The original 1969 Strassen result gave a tensor decomposition of 2 × 2 matrix multiplication using only 7 scalar multiplications (rather than the 8 required by the inner product method) and leads to a recursive matrix multiplication algorithm using O(N^log[2](7)) scalar multiplications. Since then, it has been proved that 7 is the smallest rank tensor decompostion for the 2 × 2 case and so researchers have been interested in the 3x3 and larger cases. Alexandre Sedoglavic at the University of Lille catalogs the best tensor decompositions at https://fmm.univ-lille.fr/ with links to a Maple file with an evaluation formula for each.
The previous best 4 × 4 tensor decomposition was based on using the 2 × 2 Strassen decomposition recursively (2 × 2 matrix of 2 × 2 matrices) which led to 7 2 × 2 matrix multiplications each requiring 7 scalar multiplications, for a total of 49. The new DeepMind result reduces that to 48 scalar multiplications, which leads to a recursive algorithm using O(Nlog[4](48)) scalar multiplications: O(N2.7925) vs. O(N2.8074) for Strassen. This is a theoretical improvment over Strassen but in 2024 the best known multiplication algorithm has much lower complexity: O(N2.3713) (see https://arxiv.org/abs/2404.16349). Now, there might be some chance that the DeepMind result could be used in practical implementations, but its reduction in the number of multiplications comes at the cost of many more additions. Before doing any optimizations I counted 1264 additions in the DeepMind tensor, compared to 318 in the unoptimized 4×4 Strassen tensor (which can be optimized to 12*7+4*12=132). Finally, the DeepMind tensor decomposition involves 1/2 and sqrt(-1), so it cannot be used for fields of characteristic 2, or fields without sqrt(-1). Of course, the restriction on characteristic 2 is not a big deal, since the DeepMind team found a 4 × 4 tensor decomposition of rank 47 over GF2 in 2023 (see https://github.com/google-deepmind/alphatensor).
Now if one is only interested in 4 × 4 matrices over a commutative ring, the Winograd result isn't even the best possible.

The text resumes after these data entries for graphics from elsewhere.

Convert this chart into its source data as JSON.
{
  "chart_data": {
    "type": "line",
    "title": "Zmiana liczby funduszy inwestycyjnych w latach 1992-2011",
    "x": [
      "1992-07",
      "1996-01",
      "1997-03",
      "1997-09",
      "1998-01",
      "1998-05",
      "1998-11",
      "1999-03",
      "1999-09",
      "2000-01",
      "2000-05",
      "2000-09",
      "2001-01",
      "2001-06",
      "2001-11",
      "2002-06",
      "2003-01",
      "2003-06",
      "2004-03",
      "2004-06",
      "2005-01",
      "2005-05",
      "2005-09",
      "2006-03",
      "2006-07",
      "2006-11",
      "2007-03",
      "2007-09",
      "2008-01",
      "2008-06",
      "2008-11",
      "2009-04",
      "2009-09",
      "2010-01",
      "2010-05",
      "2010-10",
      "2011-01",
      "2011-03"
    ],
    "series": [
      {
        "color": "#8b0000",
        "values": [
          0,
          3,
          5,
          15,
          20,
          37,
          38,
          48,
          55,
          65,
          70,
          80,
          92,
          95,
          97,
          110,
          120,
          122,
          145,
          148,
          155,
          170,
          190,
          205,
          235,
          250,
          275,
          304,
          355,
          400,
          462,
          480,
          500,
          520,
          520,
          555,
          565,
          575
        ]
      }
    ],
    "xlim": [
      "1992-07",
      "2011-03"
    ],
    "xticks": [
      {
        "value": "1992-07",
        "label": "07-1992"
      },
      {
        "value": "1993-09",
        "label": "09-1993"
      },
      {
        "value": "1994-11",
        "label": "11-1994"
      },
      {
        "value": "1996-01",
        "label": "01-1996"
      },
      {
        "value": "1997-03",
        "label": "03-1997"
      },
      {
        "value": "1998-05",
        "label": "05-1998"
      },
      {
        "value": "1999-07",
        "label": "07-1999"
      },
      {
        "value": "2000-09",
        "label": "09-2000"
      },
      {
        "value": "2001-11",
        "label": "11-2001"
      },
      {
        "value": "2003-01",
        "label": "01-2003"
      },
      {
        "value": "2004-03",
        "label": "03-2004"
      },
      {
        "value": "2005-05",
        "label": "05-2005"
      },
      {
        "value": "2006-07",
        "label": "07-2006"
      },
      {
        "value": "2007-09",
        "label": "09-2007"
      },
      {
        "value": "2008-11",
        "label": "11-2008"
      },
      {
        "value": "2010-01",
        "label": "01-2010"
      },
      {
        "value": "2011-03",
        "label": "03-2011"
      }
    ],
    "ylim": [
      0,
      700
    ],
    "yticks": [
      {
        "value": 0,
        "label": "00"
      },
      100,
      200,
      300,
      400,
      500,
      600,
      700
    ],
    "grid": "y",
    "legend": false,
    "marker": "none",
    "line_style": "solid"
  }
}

In 1970, Waksman https://ieeexplore.ieee.org/document/1671519 demonstrated an improvement of Winograd's method that used only 46 multiplications as long as the ring allowed division by 2. Waksman's method has since been improved by Rosowski to remove the divisions see https://arxiv.org/abs/1904.07683. Here's that nice compact straight-line program that computes C = A · B in 46 multiplications.
And, here attached are five Maple worksheets that create the explicit formulas for the 4 × 4 matrix methods mentioned in this post, and verify their operation count, and that they are correct.
Strassen_444.mw Winograd.mw DM_444.mw Waksman.mw Rosowski.mw
If you are interested in some of the 2022 results, I posted some code to my GitHub account for creating formulas from tensor decompositions, and verifying them on symbolic matrix multiplications: https://github.com/johnpmay/MapleSnippets/tree/main/FastMatrixMultiplication
The clear followup question to all of this is: does Maple use any of these fast multiplication schemes? And the answer to that is mostly hidden in low level BLAS code, but generally the answer is: No, the straightforward inner-product scheme for multiplying matrices optimized memory access thus usually ends up being the fastest choice in most cases.